Plans for a major increase in the state’s cigarette tax were thrown into disarray Tuesday as lawmakers fought over the size of the proposed tax hike and how the additional revenue should be spent.
Lawmakers from both sides were still predicting passage late Tuesday, but it was not clear whether the tax would go up 72 cents, as some Democratic senators advocate, or 61 cents, as Gov. John G. Rowland has proposed
It also was not clear whether the tax increase would be extended to cigars and other tobacco products — as some Democrats suggest — or whether money from the tax increase would be targeted for anti-smoking programs and other health care issues.
A vote is scheduled Wednesday afternoon in the state Senate, with a final vote expected in the House later Wednesday if the Senate passes the measure.

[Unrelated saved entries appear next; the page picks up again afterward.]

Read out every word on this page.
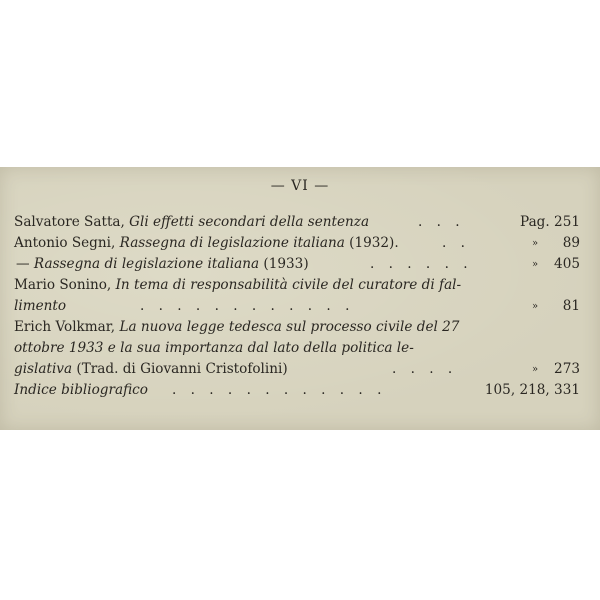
— VI —
Salvatore Satta, Gli effetti secondari della sentenza	. . .	Pag. 251
Antonio Segni, Rassegna di legislazione italiana (1932).	. .	» 89
— Rassegna di legislazione italiana (1933)	. . . . . .	» 405
Mario Sonino, In tema di responsabilità civile del curatore di fal-
limento	. . . . . . . . . . . .	» 81
Erich Volkmar, La nuova legge tedesca sul processo civile del 27
ottobre 1933 e la sua importanza dal lato della politica le-
gislativa (Trad. di Giovanni Cristofolini)	. . . .	» 273
Indice bibliografico . . . . . . . . . . . .	105, 218, 331
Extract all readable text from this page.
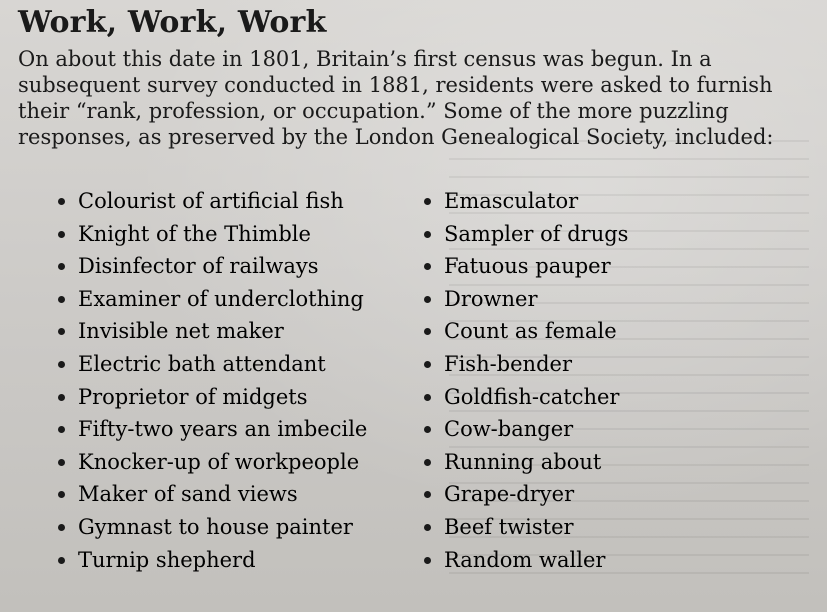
Work, Work, Work
On about this date in 1801, Britain’s first census was begun. In a subsequent survey conducted in 1881, residents were asked to furnish their “rank, profession, or occupation.” Some of the more puzzling responses, as preserved by the London Genealogical Society, included:
Colourist of artificial fish
Knight of the Thimble
Disinfector of railways
Examiner of underclothing
Invisible net maker
Electric bath attendant
Proprietor of midgets
Fifty-two years an imbecile
Knocker-up of workpeople
Maker of sand views
Gymnast to house painter
Turnip shepherd
Emasculator
Sampler of drugs
Fatuous pauper
Drowner
Count as female
Fish-bender
Goldfish-catcher
Cow-banger
Running about
Grape-dryer
Beef twister
Random waller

Rowland proposed the 61-cent increase earlier this month, saying he wants it in place by April 3 to help close a two-year budget gap estimated at $1 billion. The 61-cent increase would generate about $40 million in the current budget year and about $130 million in the fiscal year that starts July 1, according to the legislature’s nonpartisan fiscal office.
The tax increase has bipartisan support, but some Democratic senators want to broaden it to include cigars, pipe tobacco, snuff and other products. Supporters say it is only fair to apply the higher tax to tobacco products that tend to be used by those with higher incomes than cigarette smokers.
Senate Majority Leader George Jepsen, a Democratic candidate for governor, upped the ante on Monday, calling for a 72-cent increase in the cigarette tax. The larger increase is expected to generate an additional $22 million a year, which Jepsen said should go to programs to help people quit smoking and prevent them from starting.
A group of House Democrats added to the confusion Tuesday, saying that as much as half of the additional revenue brought in by the tax increase should go to anti-smoking and other health care programs.
The proposal to raise the current 50-cent per pack cigarette tax to $1.11 would make Connecticut’s cigarette tax the third-highest in the country, after New York and Washington states.